A total of 23 visit dates are scheduled, starting on 21 March and ending on Sunday 20 September 2026. Each visit is limited to a maximum of 75 participants, for a total of 1,725 available places. Reservations are nominative, must be made online, and require immediate payment.

How the visits work

All excursions are organised directly by the national park authority, with operational support from the Carabinieri Biodiversità. Most departures will be from Piombino Marittima, with a stop at Porto Azzurro on Elba. On two dates only — 22 May and 12 June — departures and returns will instead take place from Porto Santo Stefano, with a stop at Giglio island.
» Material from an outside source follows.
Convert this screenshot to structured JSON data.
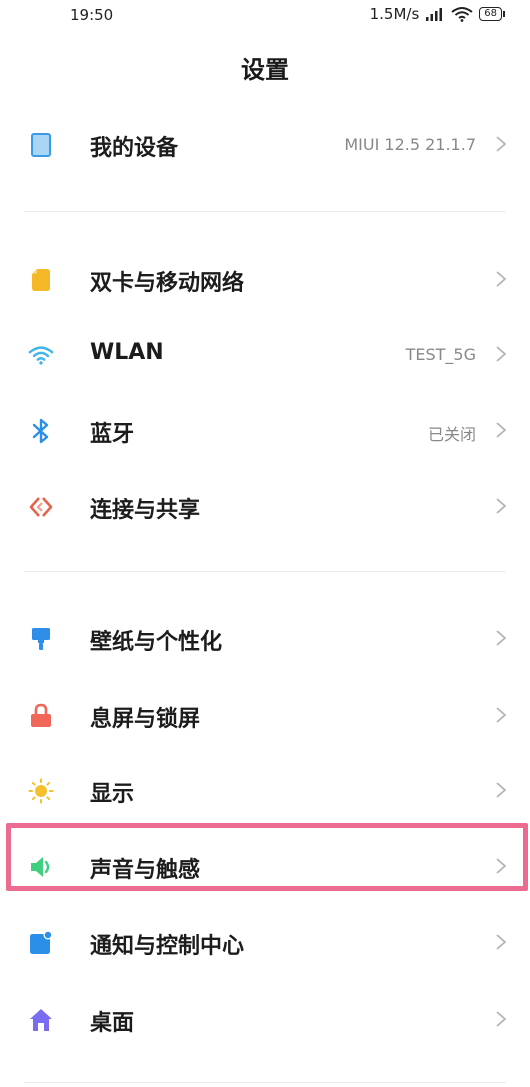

To encourage participation by people living in the Tuscan Archipelago, 100 reduced-price tickets are reserved for residents of the archipelago’s island municipalities. These tickets can be booked online until Monday 2 March.

Two special excursions are also planned for experienced hikers, allowing access to the Monte della Fortezza, the island’s highest point at 645 metres. These more demanding routes will take place on 11 April and 6 September and are limited to 12 participants per date.

Monk seal detected in Montecristo waters

The start of bookings coincides with important scientific news about Montecristo’s marine environment. The park authority has confirmed the presence of the Mediterranean monk seal, one of the rarest and most endangered marine mammals in the Mediterranean.

The confirmation comes from the analysis of underwater acoustic recordings collected in 2020 as part of a monitoring campaign carried out with the CIBRA – Centro Interdisciplinare di Bioacustica at the Università di Pavia. While the recordings were originally intended to monitor dolphins, a later re-analysis identified distinctive vocalisations attributed with certainty to a monk seal.

According to the park authority, this is the first confirmed acoustic recording of a Mediterranean monk seal in Italian waters. The finding is considered significant both scientifically and historically: the protection of the monk seal was one of the reasons behind the establishment of a biological protection zone around Montecristo in the late 1970s. Sightings in the Tuscan Archipelago remain extremely rare.

Further acoustic monitoring is ongoing in the protected waters around Capraia, with researchers hoping to gather additional data on cetaceans and potentially confirm further monk seal activity in the area.

Practical information

Bookings will be available from 9 a.m. on Monday 9 February through the official website of the Parco Nazionale Arcipelago Toscano. Given the very limited number of places and the island’s strict access rules, visitors are advised to plan well in advance.